The ETF system used a screen-mounted eye tracker that recorded gaze coordinates in real time. The endoscopy monitor was divided into a 5×5 screen grid, and the 16 outer segments were designated as the areas of interest. During withdrawal in the intervention group, a high-pitched tone sounded when gaze fell within peripheral segments and a low-pitched warning tone when it did not. Controls received a continuous tone without gaze-dependent feedback.
 
Lesion-level analyses showed that the intervention increased detection of 5- to 9-mm adenomas, flat-type adenomas and left-sided adenomas. In per-protocol analyses, right-sided detection was also higher. Detection of lesions 10 mm or more did not differ between groups.
 
Gaze analysis in 340 patients confirmed that peripheral gaze rate was significantly higher in the intervention arm (33.7% vs 25.8%). In multivariable analysis, a peripheral gaze rate above 26% independently predicted adenoma detection (odds ratio 2.07), along with older age and male sex.
 
The benefit was concentrated among endoscopists with lower baseline peripheral gaze rates.
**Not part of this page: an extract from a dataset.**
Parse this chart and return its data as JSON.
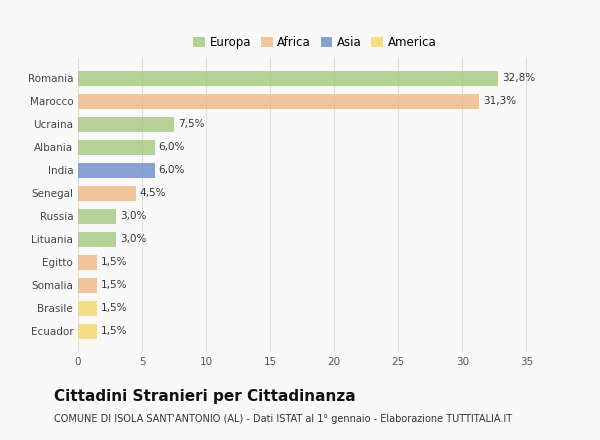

Those starting below 26% showed significant gains in both gaze rate and ADR, while those already at or above that threshold did not improve.
 
The authors noted limitations of the analysis, including use of a proprietary ETF system, lack of improvement in advanced adenoma detection, absence of endoscopist blinding, and enrollment of endoscopists with baseline ADRs of at least 25%, which limits generalizability to low detectors.
 
“Peripheral gaze guidance significantly improved adenoma detection — particularly for flat lesions — regardless of endoscopist experience level,” the authors reported. “Importantly, this intervention did not increase procedure time, suggesting no additional procedural burden. However, no improvement in AADR [advanced adenoma detection rate] or SSLDR [sessile serrated lesion detection rate] was observed. A subsequent large-scale trial involving endoscopists across diverse settings, particularly low-detector endoscopists, is needed to evaluate user ergonomics and validate improvements in clinically relevant metric.”
 
The work was supported by Japanese Society for the Promotion of Science and the Kowa Life Science Foundation. Two of the 12 study authors reported receiving honoraria for lectures from Fujifilm Corporation and Olympus Corporation. The other authors declared no conflicts of interest.